Mummy was standing on the steps of the castle waiting for us. She was enormous.

“I believe that you are as wide as you are tall!” I called out to her, bounding up the steps and gingerly hugging her, while Richard staggered from the Land Rover weighted down by my luggage.

“It’s alright. I won’t break!” she laughed.

“I can smell the broth from here,” I said cheerfully, looking forward to the traditional homecoming bowl of goodness that was served to new arrivals 

and those returning to the castle after an absence. Chicken broth for breakfast might not be conventional, but it was rather delicious and extremely sustaining. 

I was looking forward to my day, riding Balius, my beautiful young grey horse. I had asked Richard to make sure he was shod in readiness for my return, and I planned a long, solitary ride up to the loch and perhaps over the hills to the sea. I felt like I needed some time on horseback out in the fresh air to think about all the things I had seen and learned in Germany. Riding in an arena was brilliant to shut out distractions and focus on technical details, but it wasn’t the same as being out in the open, at one with the countryside and your steed. Tomorrow I would take him over to my friend, Linda, who owned a riding school a couple of miles away. It was Linda who had recommended the riding centre on the outskirts of Munich, where I had gone for the last month, and there were so many things that I wanted to discuss with her. I had also carried back letters and parcels from her friends there and had bought her a couple of German books on dressage. She would be my link with what I already knew and what I had just learned. 

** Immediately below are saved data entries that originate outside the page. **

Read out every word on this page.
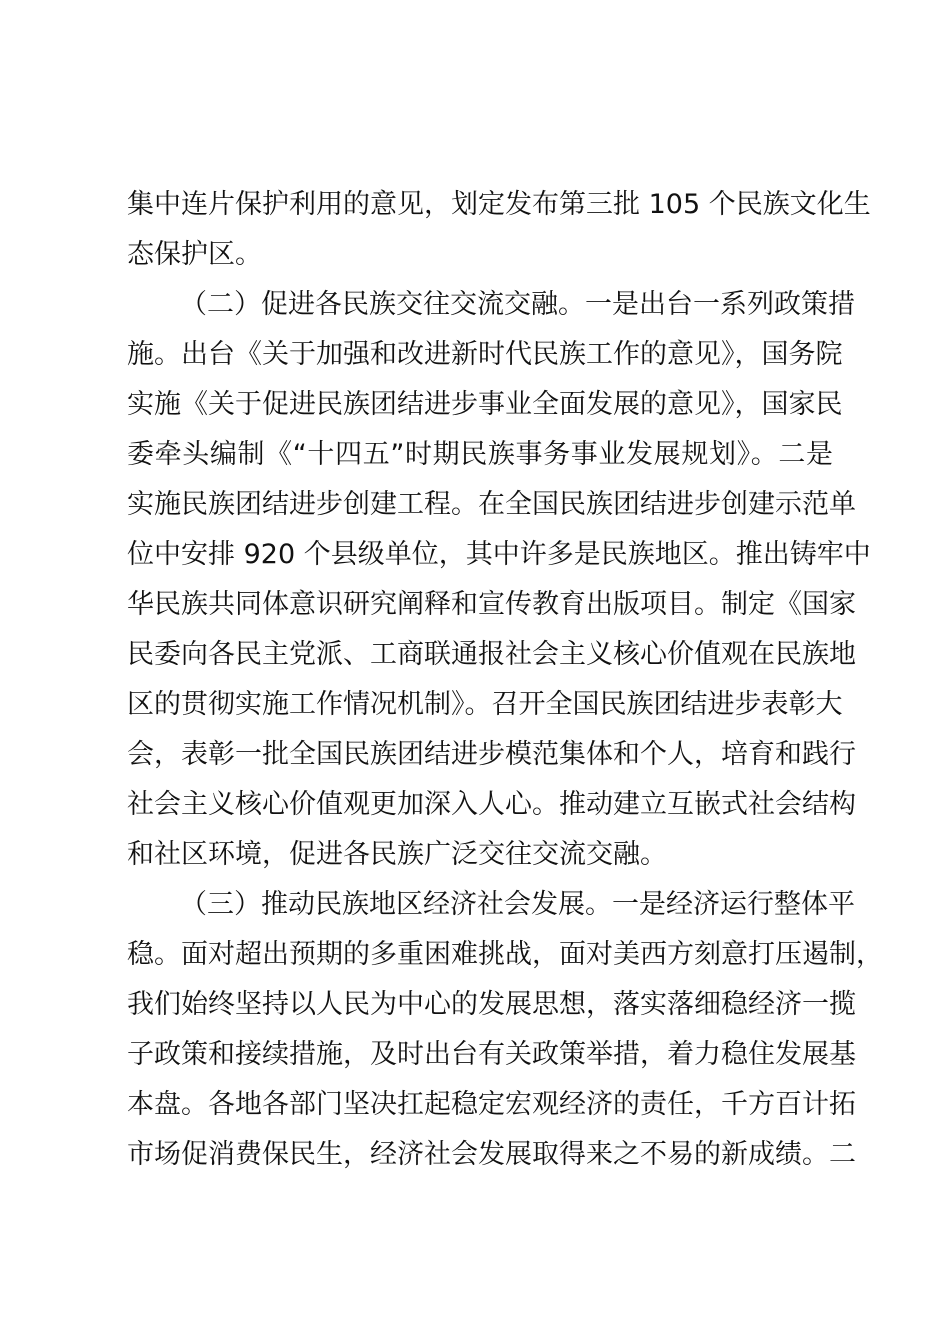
集中连片保护利用的意见，划定发布第三批 105 个民族文化生
态保护区。
（二）促进各民族交往交流交融。一是出台一系列政策措
施。出台《关于加强和改进新时代民族工作的意见》，国务院
实施《关于促进民族团结进步事业全面发展的意见》，国家民
委牵头编制《“十四五”时期民族事务事业发展规划》。二是
实施民族团结进步创建工程。在全国民族团结进步创建示范单
位中安排 920 个县级单位，其中许多是民族地区。推出铸牢中
华民族共同体意识研究阐释和宣传教育出版项目。制定《国家
民委向各民主党派、工商联通报社会主义核心价值观在民族地
区的贯彻实施工作情况机制》。召开全国民族团结进步表彰大
会，表彰一批全国民族团结进步模范集体和个人，培育和践行
社会主义核心价值观更加深入人心。推动建立互嵌式社会结构
和社区环境，促进各民族广泛交往交流交融。
（三）推动民族地区经济社会发展。一是经济运行整体平
稳。面对超出预期的多重困难挑战，面对美西方刻意打压遏制，
我们始终坚持以人民为中心的发展思想，落实落细稳经济一揽
子政策和接续措施，及时出台有关政策举措，着力稳住发展基
本盘。各地各部门坚决扛起稳定宏观经济的责任，千方百计拓
市场促消费保民生，经济社会发展取得来之不易的新成绩。二
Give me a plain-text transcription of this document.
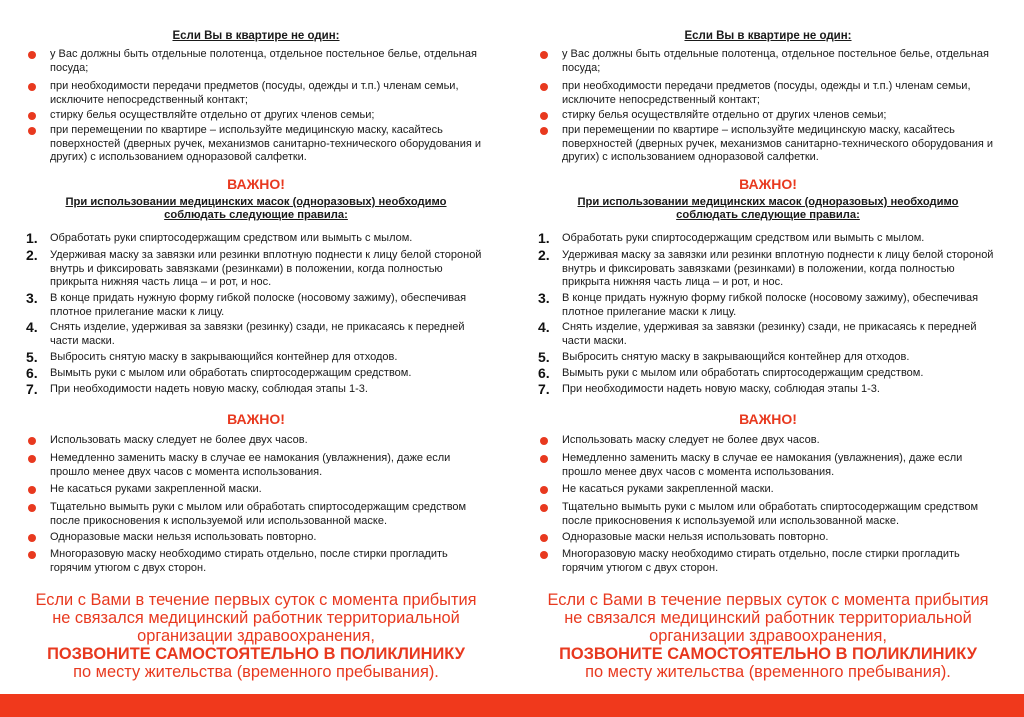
Если Вы в квартире не один:
у Вас должны быть отдельные полотенца, отдельное постельное белье, отдельная посуда;
при необходимости передачи предметов (посуды, одежды и т.п.) членам семьи, исключите непосредственный контакт;
стирку белья осуществляйте отдельно от других членов семьи;
при перемещении по квартире – используйте медицинскую маску, касайтесь поверхностей (дверных ручек, механизмов санитарно-технического оборудования и других) с использованием одноразовой салфетки.

ВАЖНО!

При использовании медицинских масок (одноразовых) необходимо
соблюдать следующие правила:
1. Обработать руки спиртосодержащим средством или вымыть с мылом.
2. Удерживая маску за завязки или резинки вплотную поднести к лицу белой стороной внутрь и фиксировать завязками (резинками) в положении, когда полностью прикрыта нижняя часть лица – и рот, и нос.
3. В конце придать нужную форму гибкой полоске (носовому зажиму), обеспечивая плотное прилегание маски к лицу.
4. Снять изделие, удерживая за завязки (резинку) сзади, не прикасаясь к передней части маски.
5. Выбросить снятую маску в закрывающийся контейнер для отходов.
6. Вымыть руки с мылом или обработать спиртосодержащим средством.
7. При необходимости надеть новую маску, соблюдая этапы 1-3.

ВАЖНО!

Использовать маску следует не более двух часов.
Немедленно заменить маску в случае ее намокания (увлажнения), даже если прошло менее двух часов с момента использования.
Не касаться руками закрепленной маски.
Тщательно вымыть руки с мылом или обработать спиртосодержащим средством после прикосновения к используемой или использованной маске.
Одноразовые маски нельзя использовать повторно.
Многоразовую маску необходимо стирать отдельно, после стирки прогладить горячим утюгом с двух сторон.
Если с Вами в течение первых суток с момента прибытия
не связался медицинский работник территориальной
организации здравоохранения,
ПОЗВОНИТЕ САМОСТОЯТЕЛЬНО В ПОЛИКЛИНИКУ
по месту жительства (временного пребывания).
Если Вы в квартире не один:
у Вас должны быть отдельные полотенца, отдельное постельное белье, отдельная посуда;
при необходимости передачи предметов (посуды, одежды и т.п.) членам семьи, исключите непосредственный контакт;
стирку белья осуществляйте отдельно от других членов семьи;
при перемещении по квартире – используйте медицинскую маску, касайтесь поверхностей (дверных ручек, механизмов санитарно-технического оборудования и других) с использованием одноразовой салфетки.

ВАЖНО!

При использовании медицинских масок (одноразовых) необходимо
соблюдать следующие правила:
1. Обработать руки спиртосодержащим средством или вымыть с мылом.
2. Удерживая маску за завязки или резинки вплотную поднести к лицу белой стороной внутрь и фиксировать завязками (резинками) в положении, когда полностью прикрыта нижняя часть лица – и рот, и нос.
3. В конце придать нужную форму гибкой полоске (носовому зажиму), обеспечивая плотное прилегание маски к лицу.
4. Снять изделие, удерживая за завязки (резинку) сзади, не прикасаясь к передней части маски.
5. Выбросить снятую маску в закрывающийся контейнер для отходов.
6. Вымыть руки с мылом или обработать спиртосодержащим средством.
7. При необходимости надеть новую маску, соблюдая этапы 1-3.

ВАЖНО!

Использовать маску следует не более двух часов.
Немедленно заменить маску в случае ее намокания (увлажнения), даже если прошло менее двух часов с момента использования.
Не касаться руками закрепленной маски.
Тщательно вымыть руки с мылом или обработать спиртосодержащим средством после прикосновения к используемой или использованной маске.
Одноразовые маски нельзя использовать повторно.
Многоразовую маску необходимо стирать отдельно, после стирки прогладить горячим утюгом с двух сторон.
Если с Вами в течение первых суток с момента прибытия
не связался медицинский работник территориальной
организации здравоохранения,
ПОЗВОНИТЕ САМОСТОЯТЕЛЬНО В ПОЛИКЛИНИКУ
по месту жительства (временного пребывания).
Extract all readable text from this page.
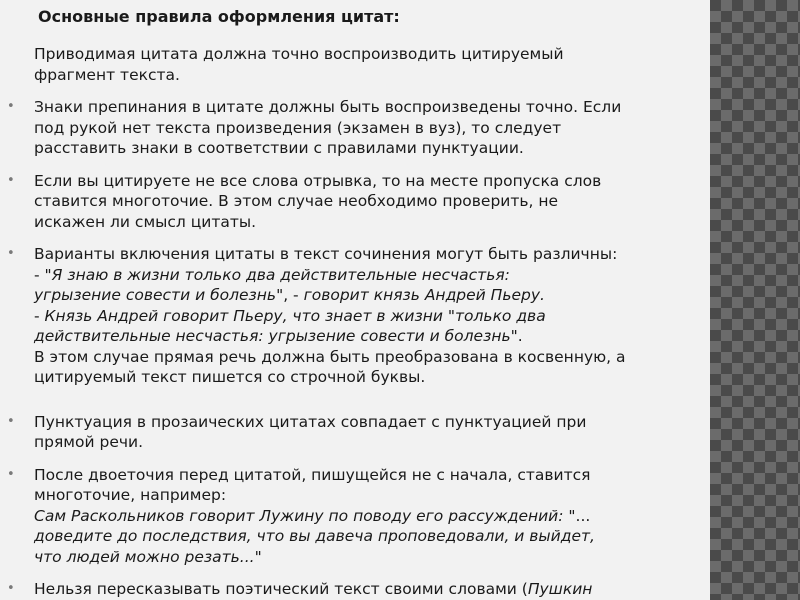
Основные правила оформления цитат:
Приводимая цитата должна точно воспроизводить цитируемый
фрагмент текста.
• Знаки препинания в цитате должны быть воспроизведены точно. Если
под рукой нет текста произведения (экзамен в вуз), то следует
расставить знаки в соответствии с правилами пунктуации.
• Если вы цитируете не все слова отрывка, то на месте пропуска слов
ставится многоточие. В этом случае необходимо проверить, не
искажен ли смысл цитаты.
• Варианты включения цитаты в текст сочинения могут быть различны:
- "Я знаю в жизни только два действительные несчастья:
угрызение совести и болезнь", - говорит князь Андрей Пьеру.
- Князь Андрей говорит Пьеру, что знает в жизни "только два
действительные несчастья: угрызение совести и болезнь".
В этом случае прямая речь должна быть преобразована в косвенную, а
цитируемый текст пишется со строчной буквы.
• Пунктуация в прозаических цитатах совпадает с пунктуацией при
прямой речи.
• После двоеточия перед цитатой, пишущейся не с начала, ставится
многоточие, например:
Сам Раскольников говорит Лужину по поводу его рассуждений: "...
доведите до последствия, что вы давеча проповедовали, и выйдет,
что людей можно резать..."
• Нельзя пересказывать поэтический текст своими словами (Пушкин
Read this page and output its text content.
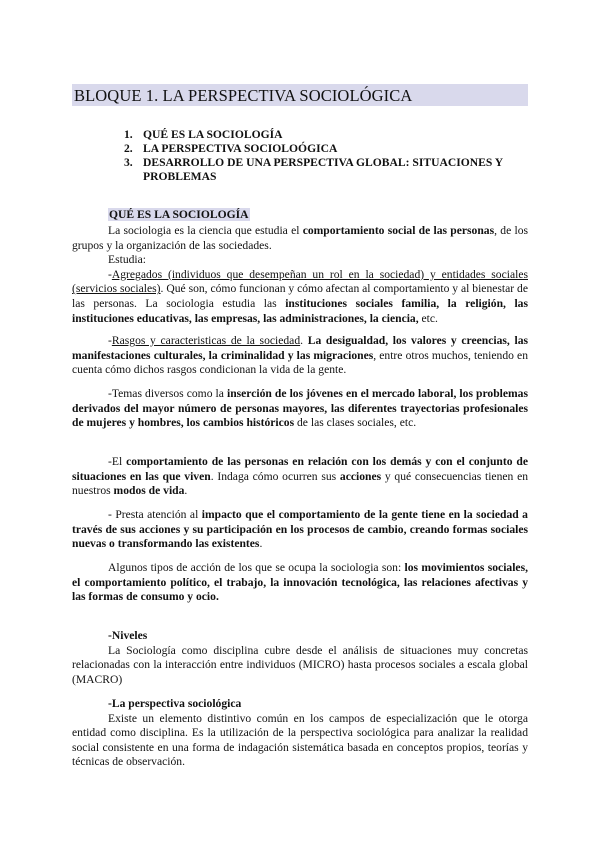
BLOQUE 1. LA PERSPECTIVA SOCIOLÓGICA
1. QUÉ ES LA SOCIOLOGÍA
2. LA PERSPECTIVA SOCIOLOÓGICA
3. DESARROLLO DE UNA PERSPECTIVA GLOBAL: SITUACIONES Y PROBLEMAS
QUÉ ES LA SOCIOLOGÍA

La sociologia es la ciencia que estudia el comportamiento social de las personas, de los grupos y la organización de las sociedades.

Estudia:

-Agregados (individuos que desempeñan un rol en la sociedad) y entidades sociales (servicios sociales). Qué son, cómo funcionan y cómo afectan al comportamiento y al bienestar de las personas. La sociologia estudia las instituciones sociales familia, la religión, las instituciones educativas, las empresas, las administraciones, la ciencia, etc.

-Rasgos y caracteristicas de la sociedad. La desigualdad, los valores y creencias, las manifestaciones culturales, la criminalidad y las migraciones, entre otros muchos, teniendo en cuenta cómo dichos rasgos condicionan la vida de la gente.

-Temas diversos como la inserción de los jóvenes en el mercado laboral, los problemas derivados del mayor número de personas mayores, las diferentes trayectorias profesionales de mujeres y hombres, los cambios históricos de las clases sociales, etc.

-El comportamiento de las personas en relación con los demás y con el conjunto de situaciones en las que viven. Indaga cómo ocurren sus acciones y qué consecuencias tienen en nuestros modos de vida.

- Presta atención al impacto que el comportamiento de la gente tiene en la sociedad a través de sus acciones y su participación en los procesos de cambio, creando formas sociales nuevas o transformando las existentes.

Algunos tipos de acción de los que se ocupa la sociologia son: los movimientos sociales, el comportamiento político, el trabajo, la innovación tecnológica, las relaciones afectivas y las formas de consumo y ocio.

-Niveles

La Sociología como disciplina cubre desde el análisis de situaciones muy concretas relacionadas con la interacción entre individuos (MICRO) hasta procesos sociales a escala global (MACRO)

-La perspectiva sociológica

Existe un elemento distintivo común en los campos de especialización que le otorga entidad como disciplina. Es la utilización de la perspectiva sociológica para analizar la realidad social consistente en una forma de indagación sistemática basada en conceptos propios, teorías y técnicas de observación.
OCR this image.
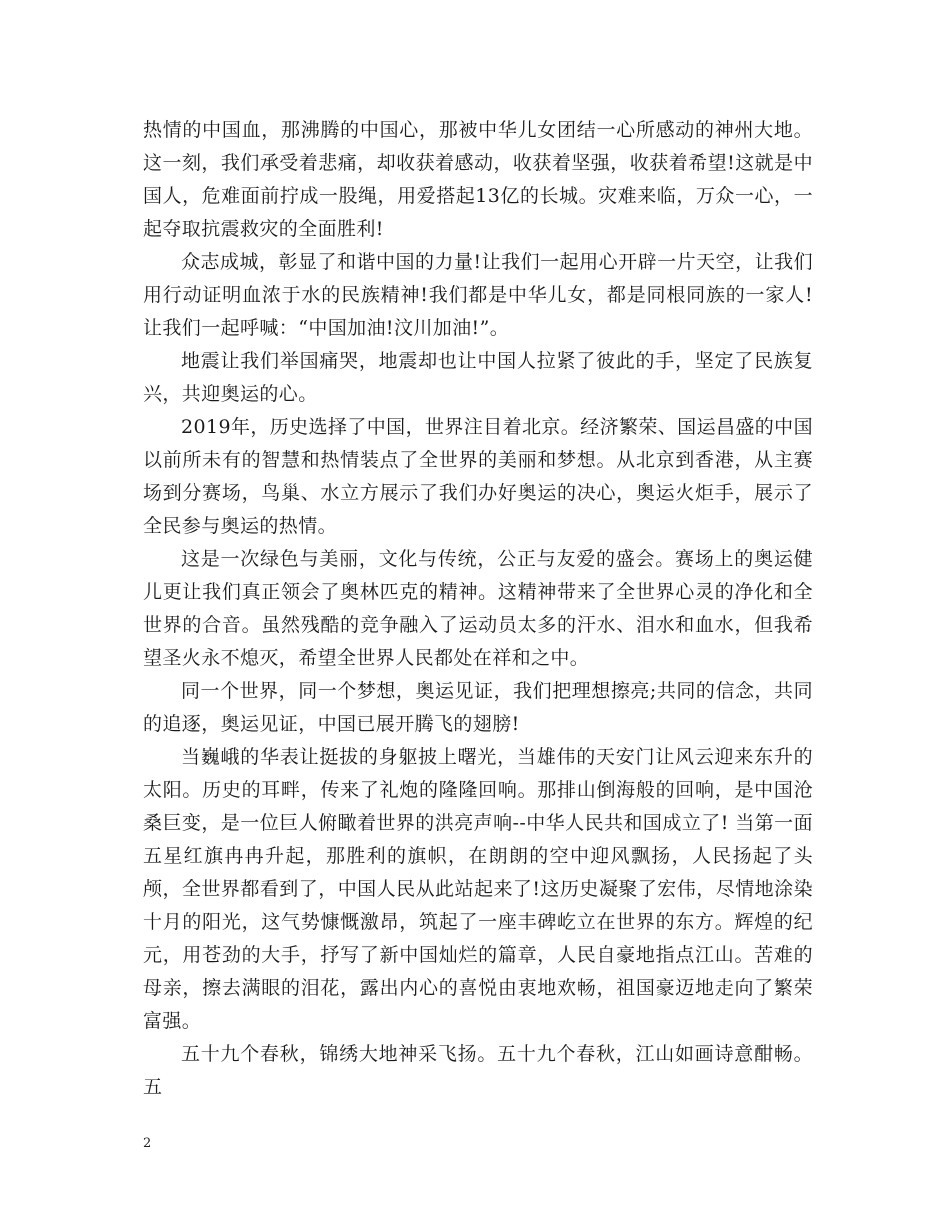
热情的中国血，那沸腾的中国心，那被中华儿女团结一心所感动的神州大地。这一刻，我们承受着悲痛，却收获着感动，收获着坚强，收获着希望!这就是中国人，危难面前拧成一股绳，用爱搭起13亿的长城。灾难来临，万众一心，一起夺取抗震救灾的全面胜利!

众志成城，彰显了和谐中国的力量!让我们一起用心开辟一片天空，让我们用行动证明血浓于水的民族精神!我们都是中华儿女，都是同根同族的一家人!让我们一起呼喊：“中国加油!汶川加油!”。

地震让我们举国痛哭，地震却也让中国人拉紧了彼此的手，坚定了民族复兴，共迎奥运的心。

2019年，历史选择了中国，世界注目着北京。经济繁荣、国运昌盛的中国以前所未有的智慧和热情装点了全世界的美丽和梦想。从北京到香港，从主赛场到分赛场，鸟巢、水立方展示了我们办好奥运的决心，奥运火炬手，展示了全民参与奥运的热情。

这是一次绿色与美丽，文化与传统，公正与友爱的盛会。赛场上的奥运健儿更让我们真正领会了奥林匹克的精神。这精神带来了全世界心灵的净化和全世界的合音。虽然残酷的竞争融入了运动员太多的汗水、泪水和血水，但我希望圣火永不熄灭，希望全世界人民都处在祥和之中。

同一个世界，同一个梦想，奥运见证，我们把理想擦亮;共同的信念，共同的追逐，奥运见证，中国已展开腾飞的翅膀!

当巍峨的华表让挺拔的身躯披上曙光，当雄伟的天安门让风云迎来东升的太阳。历史的耳畔，传来了礼炮的隆隆回响。那排山倒海般的回响，是中国沧桑巨变，是一位巨人俯瞰着世界的洪亮声响--中华人民共和国成立了! 当第一面五星红旗冉冉升起，那胜利的旗帜，在朗朗的空中迎风飘扬，人民扬起了头颅，全世界都看到了，中国人民从此站起来了!这历史凝聚了宏伟，尽情地涂染十月的阳光，这气势慷慨激昂，筑起了一座丰碑屹立在世界的东方。辉煌的纪元，用苍劲的大手，抒写了新中国灿烂的篇章，人民自豪地指点江山。苦难的母亲，擦去满眼的泪花，露出内心的喜悦由衷地欢畅，祖国豪迈地走向了繁荣富强。

五十九个春秋，锦绣大地神采飞扬。五十九个春秋，江山如画诗意酣畅。五

2
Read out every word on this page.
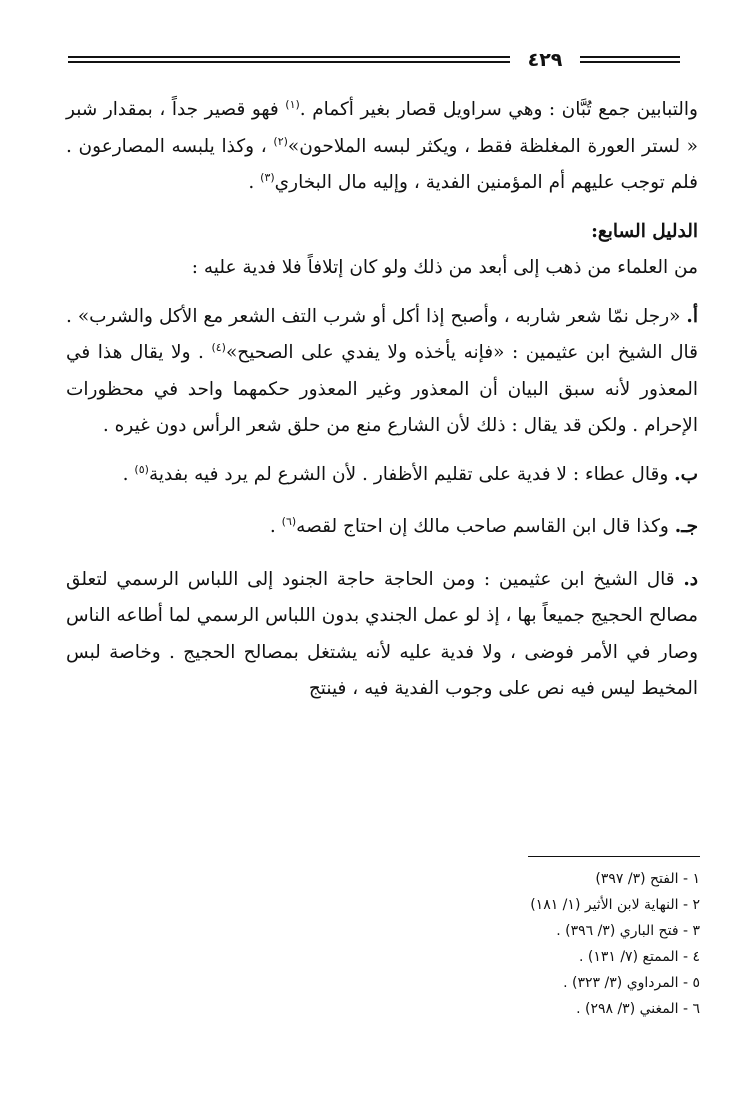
٤٢٩

والتبابين جمع تُبَّان : وهي سراويل قصار بغير أكمام .$^{(١)}$ فهو قصير جداً ، بمقدار شبر « لستر العورة المغلظة فقط ، ويكثر لبسه الملاحون»$^{(٢)}$ ، وكذا يلبسه المصارعون . فلم توجب عليهم أم المؤمنين الفدية ، وإليه مال البخاري$^{(٣)}$ .

الدليل السابع:

من العلماء من ذهب إلى أبعد من ذلك ولو كان إتلافاً فلا فدية عليه :

أ. «رجل نمّا شعر شاربه ، وأصبح إذا أكل أو شرب التف الشعر مع الأكل والشرب» . قال الشيخ ابن عثيمين : «فإنه يأخذه ولا يفدي على الصحيح»$^{(٤)}$ . ولا يقال هذا في المعذور لأنه سبق البيان أن المعذور وغير المعذور حكمهما واحد في محظورات الإحرام . ولكن قد يقال : ذلك لأن الشارع منع من حلق شعر الرأس دون غيره .

ب. وقال عطاء : لا فدية على تقليم الأظفار . لأن الشرع لم يرد فيه بفدية$^{(٥)}$ .

جـ. وكذا قال ابن القاسم صاحب مالك إن احتاج لقصه$^{(٦)}$ .

د. قال الشيخ ابن عثيمين : ومن الحاجة حاجة الجنود إلى اللباس الرسمي لتعلق مصالح الحجيج جميعاً بها ، إذ لو عمل الجندي بدون اللباس الرسمي لما أطاعه الناس وصار في الأمر فوضى ، ولا فدية عليه لأنه يشتغل بمصالح الحجيج . وخاصة لبس المخيط ليس فيه نص على وجوب الفدية فيه ، فينتج

١ - الفتح (٣/ ٣٩٧)

٢ - النهاية لابن الأثير (١/ ١٨١)

٣ - فتح الباري (٣/ ٣٩٦) .

٤ - الممتع (٧/ ١٣١) .

٥ - المرداوي (٣/ ٣٢٣) .

٦ - المغني (٣/ ٢٩٨) .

I wanted to talk to her about buying a dressage horse. Of course, there was no way I could afford to go to the prestigious spring horse sale at Verden where they got the most amazing prices for world-class horses, but Linda would be able to help me find something like that in England. I thought we might go off in the horse box and drive around the country looking at horses along the way. I had the inkling of an idea now of the direction in which I wished to go, but I couldn’t do it on my own.